In the summer of 2019, I got a job at a literacy non-profit in Washington, DC but then I got fired for speaking out about the racism perpetuated by the founders of the organization. They recruited me to come and, in their words presented after I was hired, “be the diversity” in their organization. I was expected to teach them how to confront racism, just not theirs. It was early in February 2020 that I was terminated. Then the pandemic hit and since then I’ve spent most of my time in between looking for jobs asking myself, “How will I survive this?”

This spring, I applied for unemployment insurance. I wasn’t even sure if I was eligible because of my termination and because knowing if you qualify can be hard to understand if you don’t know how to navigate the system. A friend told me I should check it out anyway, so I did. I found out that I was eligible but after receiving several notices back to back in the mail the communication stopped, and I was left for weeks wondering when I would hear back from DOES.

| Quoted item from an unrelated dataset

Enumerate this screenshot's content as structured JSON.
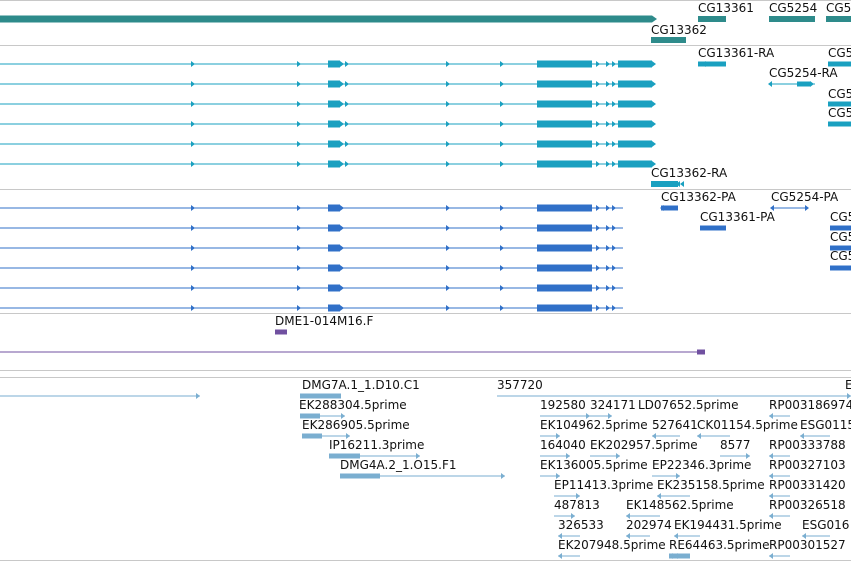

I called the line and waited for hours to learn what was happening. During one call I learned that my claim was on hold because information was missing but I wasn’t told what was missing. Another call was disconnected after three hours of waiting. Finally, toward the end of June, I got through and after two and a half hours, I was told that because I’d worked part of 2019 in Georgia there was a mix-up in calculating my allowance.

Since it’d been more than 30 days since my initial application my case was expedited and the following week, the first week of July, I started receiving my benefits. I applied at the beginning of May and two months later after numerous calls, I finally received the benefits.

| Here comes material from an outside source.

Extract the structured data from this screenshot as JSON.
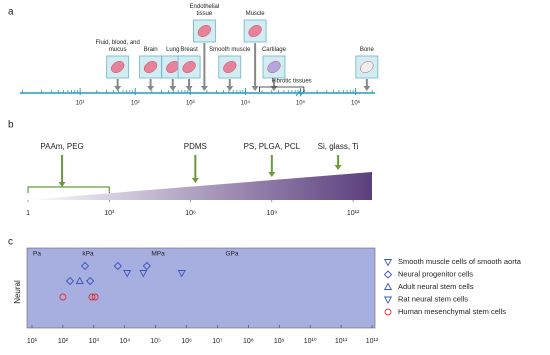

As a student with such a low stipend, I need extra jobs to support myself because writing definitely does not provide enough income. As an author I try to write as much as I can and submit manuscripts as often as I can while writing my dissertation and taking any freelance work that comes my way. With the pandemic, opportunities to do school visits and talks have dropped off; since that’s often a huge part of how authors make their money, not with advances or royalties, for me, like so many others, schools shutting down in March meant huge financial losses.

I’m here in DC alone except for a few friends and although my family is often my social safety net, they cannot be a financial safety net. While it’s true that if one person does not have the money they need, another family member will try to step in, nowadays everyone is tightening their belt. I have relatives who have been furloughed, let go or are stressed every day that they will lose their jobs. There’s so much that’s uncertain about life right now. The stress of uncertainty about finances, plus physical and emotional health as we continue to watch the uprisings in response to state violence can be overwhelming. Everybody wants to make sure everybody else is ok but we're not. We’re not ok.

One of the ideas I am drawing upon is being gentle with myself. The nature of what I do in academia honestly sometimes ekes the life out of me. It is the nature of being Black, a woman and growing up poor to be in situations where I have to do ten times more intellectual and emotional labor than many of my non-Black colleagues to be recognized in my field. You can never get away from being Black and a woman and I wouldn’t want to. It’s not my being a Black woman that’s the issue, that’s just what we’ve been conditioned to believe in a world where whiteness is seen as aspirational. I have been conditioned to believe that if I am not working as hard as possible at every moment I am not deserving of anything. I am trying to break out of that conditioning by saying to myself, “The gentleness I give to other people should be given to myself as well.” I think I read that on an Instagram meme and I love it. That's what I try to live by. I’m a true millennial, I guess haha.

How am I going to survive this? I keep thinking about talking back like bell hooks wrote about in Talking Back: Thinking Feminist, Thinking Black. I keep thinking about what happens to Black people, Black Americans when we talk back, yet, here we are. We are still talking back even with all the ways we are, often corporeally and terminally, punished for confronting racism. But it’s worth it, I think, to work toward liberation. So, to survive, I suppose I’ll keep talking back, and writing back and living for me and the people I love.


B.J. McDaniel's areas areas of expertise include journalism, writing, and research. She is as an author and PhD Researcher in the Faculty of Education at the University of Cambridge.